In my 20’s I had an active sex life with multiple partners. Some were hook-ups and others were with women with whom I was in relationships.
I'm currently in what I believe is a strong relationship. We connect very well emotionally and have a healthy sex life.
We also live together and enjoy each other’s company. I’m genuinely happy.
However, I often have sexual urges about other women when I'm not with her.
I've never acted on these urges nor even come close through flirting with friends or colleagues, but the desires are strong and distracting.
Some days I wish the thoughts would just fade away so I can continue to pursue a long-term relationship which is what I want in my future.
I considered sex addition counselling but wasn't sure if these were just fleeting thoughts that would eventually go away, or if I have an actual condition.
Awkward Sexual Urges
Whey even hesitate about getting needed counselling?
There’s no shame in it, especially since you can honestly tell your partner that you want to clear your mind of your past sexual lifestyle as part of your sincere commitment to her.
The point is, these urges are still an issue with you.
While lots of attached men and women have occasional sexual fantasies about other people, they’re rarely worried about them taking over their behaviour.
The majority of people don’t fear they will act on a sexual flutter or desire.
Through counselling, you’ll learn whether you do have a sexual addiction condition that calls for behaviour modification therapy.
Or, that you’re a person who didn’t find it necessary to practice sexual restraint with women, even when you were involved with someone else.
That’s a personality attitude/trait that can also benefit from counselling, which is essential if you’re planning a long-term relationship.
It’s about self-respect as much as self-control, and respect for your partner. It’s about controlling other excess urges as well - e.g. when someone’s repeatedly spending beyond their means and not doing anything to stop it.
Take the needed step to learn more about yourself, and become better able to handle the mature and respectful long-term future you want with your partner.
My 29-year-old nephew has a bad temper, like my late brother, his father, had.
Having once experienced my nephew’s vicious outbursts, I mostly avoid him.
However, I like his wife and love to see their adorable three-year-old daughter when our extended family has holiday get-togethers.
I bumped into his wife yesterday but was shocked when she started crying when I greeted her.

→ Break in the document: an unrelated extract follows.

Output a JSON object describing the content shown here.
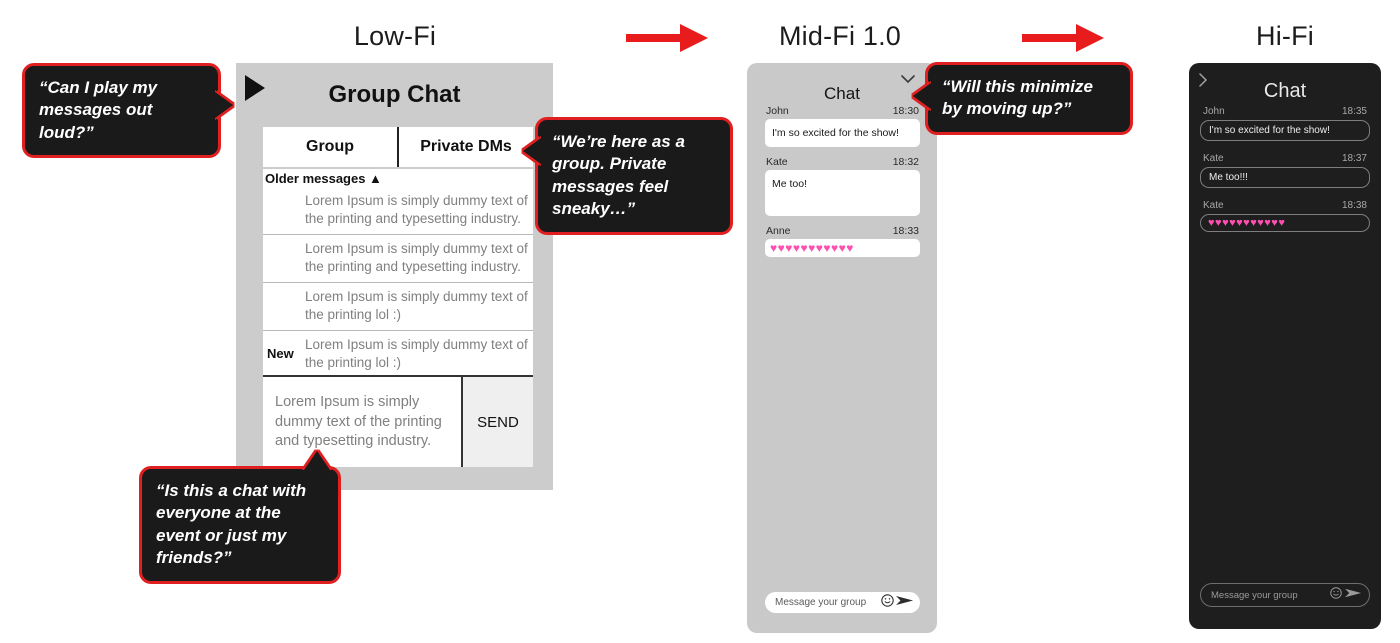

She said my nephew repeatedly shoved her and punched a hole in the wall during an argument.
She said it wasn’t the first time that he was physically abusive to her and she’s afraid of him.

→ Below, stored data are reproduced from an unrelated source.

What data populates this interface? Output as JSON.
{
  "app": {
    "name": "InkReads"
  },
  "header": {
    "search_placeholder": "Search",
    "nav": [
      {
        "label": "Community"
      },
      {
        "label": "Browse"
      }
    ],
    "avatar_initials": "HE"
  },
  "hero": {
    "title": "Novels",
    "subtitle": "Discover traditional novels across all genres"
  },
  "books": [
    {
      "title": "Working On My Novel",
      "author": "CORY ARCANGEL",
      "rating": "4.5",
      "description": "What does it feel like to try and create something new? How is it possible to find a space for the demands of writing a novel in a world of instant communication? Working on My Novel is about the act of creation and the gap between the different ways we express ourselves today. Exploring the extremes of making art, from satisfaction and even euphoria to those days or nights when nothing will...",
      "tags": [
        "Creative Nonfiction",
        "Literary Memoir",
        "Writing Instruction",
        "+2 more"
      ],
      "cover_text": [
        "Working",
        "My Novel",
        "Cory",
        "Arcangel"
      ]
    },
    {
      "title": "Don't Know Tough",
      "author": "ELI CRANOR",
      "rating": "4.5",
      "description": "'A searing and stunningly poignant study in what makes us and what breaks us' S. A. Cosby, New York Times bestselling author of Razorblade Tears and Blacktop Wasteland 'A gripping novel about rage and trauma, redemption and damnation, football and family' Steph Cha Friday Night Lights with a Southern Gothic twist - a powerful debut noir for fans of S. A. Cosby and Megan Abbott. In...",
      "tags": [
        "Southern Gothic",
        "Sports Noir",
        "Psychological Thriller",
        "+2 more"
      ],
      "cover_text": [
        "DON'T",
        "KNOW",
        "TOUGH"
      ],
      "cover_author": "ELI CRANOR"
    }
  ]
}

Her daughter witnessed the fight and was screaming with fear, she said.
Is there any way I can help her without getting involved?
You’re legally and morally obliged to get involved.

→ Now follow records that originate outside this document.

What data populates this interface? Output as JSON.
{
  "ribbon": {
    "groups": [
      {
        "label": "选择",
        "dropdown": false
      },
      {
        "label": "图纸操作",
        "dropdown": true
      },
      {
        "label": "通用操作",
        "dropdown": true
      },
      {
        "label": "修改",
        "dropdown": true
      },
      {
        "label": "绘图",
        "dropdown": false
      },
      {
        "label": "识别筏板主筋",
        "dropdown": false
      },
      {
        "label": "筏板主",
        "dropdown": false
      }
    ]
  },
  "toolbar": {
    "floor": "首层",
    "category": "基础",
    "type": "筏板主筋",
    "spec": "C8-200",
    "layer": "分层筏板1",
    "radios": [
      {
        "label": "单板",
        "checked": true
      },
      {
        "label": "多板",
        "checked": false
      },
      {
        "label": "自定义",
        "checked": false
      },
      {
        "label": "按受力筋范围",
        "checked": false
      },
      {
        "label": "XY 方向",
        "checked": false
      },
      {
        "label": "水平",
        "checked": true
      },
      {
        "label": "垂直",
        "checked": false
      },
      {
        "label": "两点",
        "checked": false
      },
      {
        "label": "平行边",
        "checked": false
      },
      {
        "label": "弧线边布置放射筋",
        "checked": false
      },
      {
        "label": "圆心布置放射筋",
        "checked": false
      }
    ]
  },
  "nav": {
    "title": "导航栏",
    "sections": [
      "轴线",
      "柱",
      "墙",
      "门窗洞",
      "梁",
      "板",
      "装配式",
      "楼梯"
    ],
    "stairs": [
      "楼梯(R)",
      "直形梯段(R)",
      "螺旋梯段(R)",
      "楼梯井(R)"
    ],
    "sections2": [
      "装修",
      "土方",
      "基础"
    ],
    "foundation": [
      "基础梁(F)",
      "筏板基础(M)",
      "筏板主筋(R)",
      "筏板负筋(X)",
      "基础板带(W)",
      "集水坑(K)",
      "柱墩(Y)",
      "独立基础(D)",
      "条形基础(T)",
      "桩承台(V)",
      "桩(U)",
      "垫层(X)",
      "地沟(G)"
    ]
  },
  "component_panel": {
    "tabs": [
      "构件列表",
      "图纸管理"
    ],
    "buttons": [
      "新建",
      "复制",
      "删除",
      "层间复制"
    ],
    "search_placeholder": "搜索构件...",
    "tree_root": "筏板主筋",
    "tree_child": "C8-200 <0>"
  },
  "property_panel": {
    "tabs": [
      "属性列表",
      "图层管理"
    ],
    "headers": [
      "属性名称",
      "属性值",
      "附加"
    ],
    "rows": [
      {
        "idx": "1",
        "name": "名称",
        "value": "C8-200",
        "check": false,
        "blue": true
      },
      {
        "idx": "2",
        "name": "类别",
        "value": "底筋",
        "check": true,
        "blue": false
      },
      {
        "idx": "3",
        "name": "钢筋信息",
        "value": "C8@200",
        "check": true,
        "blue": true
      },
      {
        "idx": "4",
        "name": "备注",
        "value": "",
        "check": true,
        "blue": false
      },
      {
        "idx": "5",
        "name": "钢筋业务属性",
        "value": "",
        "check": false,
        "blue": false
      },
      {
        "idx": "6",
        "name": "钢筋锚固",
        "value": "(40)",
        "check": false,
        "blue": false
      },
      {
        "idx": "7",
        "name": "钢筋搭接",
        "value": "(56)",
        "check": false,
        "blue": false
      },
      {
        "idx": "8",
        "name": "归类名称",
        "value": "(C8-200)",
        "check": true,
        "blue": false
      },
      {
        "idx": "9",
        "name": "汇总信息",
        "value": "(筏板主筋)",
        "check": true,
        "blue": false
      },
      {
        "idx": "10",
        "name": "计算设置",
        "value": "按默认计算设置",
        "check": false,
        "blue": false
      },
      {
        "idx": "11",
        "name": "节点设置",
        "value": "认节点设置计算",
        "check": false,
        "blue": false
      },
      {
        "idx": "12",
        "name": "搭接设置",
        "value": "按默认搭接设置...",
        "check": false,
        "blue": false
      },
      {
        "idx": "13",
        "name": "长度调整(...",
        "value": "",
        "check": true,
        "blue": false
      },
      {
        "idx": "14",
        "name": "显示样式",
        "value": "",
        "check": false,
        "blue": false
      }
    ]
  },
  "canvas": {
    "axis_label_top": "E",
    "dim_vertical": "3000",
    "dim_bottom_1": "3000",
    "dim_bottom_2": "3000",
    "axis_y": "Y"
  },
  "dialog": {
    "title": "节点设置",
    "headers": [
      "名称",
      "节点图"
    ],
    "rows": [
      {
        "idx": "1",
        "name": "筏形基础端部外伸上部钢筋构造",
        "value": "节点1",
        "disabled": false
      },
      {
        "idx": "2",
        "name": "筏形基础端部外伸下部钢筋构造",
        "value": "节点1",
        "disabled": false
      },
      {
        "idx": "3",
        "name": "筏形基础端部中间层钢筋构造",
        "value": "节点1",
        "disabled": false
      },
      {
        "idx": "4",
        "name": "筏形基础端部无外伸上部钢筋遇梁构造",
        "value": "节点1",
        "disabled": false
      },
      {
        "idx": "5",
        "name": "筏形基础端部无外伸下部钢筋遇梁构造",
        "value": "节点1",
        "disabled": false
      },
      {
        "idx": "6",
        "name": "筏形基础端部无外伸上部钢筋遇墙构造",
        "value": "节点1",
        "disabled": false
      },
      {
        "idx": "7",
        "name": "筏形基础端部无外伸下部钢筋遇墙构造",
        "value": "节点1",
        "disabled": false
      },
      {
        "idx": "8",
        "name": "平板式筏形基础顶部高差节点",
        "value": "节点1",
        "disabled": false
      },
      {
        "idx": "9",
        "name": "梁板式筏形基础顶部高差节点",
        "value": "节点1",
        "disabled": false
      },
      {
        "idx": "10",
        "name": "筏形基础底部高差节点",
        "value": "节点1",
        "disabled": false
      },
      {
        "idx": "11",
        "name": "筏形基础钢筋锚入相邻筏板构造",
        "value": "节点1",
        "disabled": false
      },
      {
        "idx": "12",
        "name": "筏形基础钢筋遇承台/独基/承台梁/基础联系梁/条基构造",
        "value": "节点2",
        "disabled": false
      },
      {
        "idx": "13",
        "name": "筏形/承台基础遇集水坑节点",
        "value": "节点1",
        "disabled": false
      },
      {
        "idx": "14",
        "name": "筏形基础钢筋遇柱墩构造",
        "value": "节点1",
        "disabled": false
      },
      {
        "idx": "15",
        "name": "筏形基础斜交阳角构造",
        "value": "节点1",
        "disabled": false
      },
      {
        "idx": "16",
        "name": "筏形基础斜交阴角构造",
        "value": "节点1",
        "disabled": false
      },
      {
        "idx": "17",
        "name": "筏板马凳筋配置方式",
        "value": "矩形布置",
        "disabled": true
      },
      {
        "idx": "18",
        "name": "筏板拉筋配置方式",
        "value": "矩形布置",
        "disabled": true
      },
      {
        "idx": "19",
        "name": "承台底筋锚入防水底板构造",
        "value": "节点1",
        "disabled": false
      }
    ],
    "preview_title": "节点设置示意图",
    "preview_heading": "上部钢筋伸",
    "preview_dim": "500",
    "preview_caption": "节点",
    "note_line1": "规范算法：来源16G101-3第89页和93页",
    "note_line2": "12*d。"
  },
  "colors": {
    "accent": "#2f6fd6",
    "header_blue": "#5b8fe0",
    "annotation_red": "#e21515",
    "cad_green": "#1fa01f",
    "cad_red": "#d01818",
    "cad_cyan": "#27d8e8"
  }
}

That doesn’t mean a physical confrontation, but rather, a private gathering of family members to discuss an intervention and get him to anger management therapy, during a period of his having to stay away from his home and family.
If he refuses, his wife must get a police restraining order, contingent on his getting this counselling, to protect herself and her child.
They need your help, immediately.
FEEDBACK Regarding your responses to people who write you about their own or someone else’s alcohol abuse disorder:
Reader – “I’m a medical doctor. Please accept my thanks and kudos for your consistent suggestions to those struggling with substance use disorders to seek support from 12-step programs such as Alcoholics’ Anonymous and Al Anon.
“I see so many people in my practice who could benefit from such programs but the stigma (Ellie: i.e. of acknowledging their alcoholism or drug-use problem) is still prohibitive, and the benefits of the programs are still under-appreciated.
“Your suggestions help many more than those to whom you offer them. They contribute to the task of breaking down those unfortunate stigmas.”
Ellie – Having heard personally as well from many people for whom AA and/or Al-Anon (and other bone fide substance-abuse cessation programs) have been the turning point to improving their lives, I will continue to offer this hopeful choice.
Tip of the day:
When physically abusive behaviour is evident, immediate help and safety are crucial!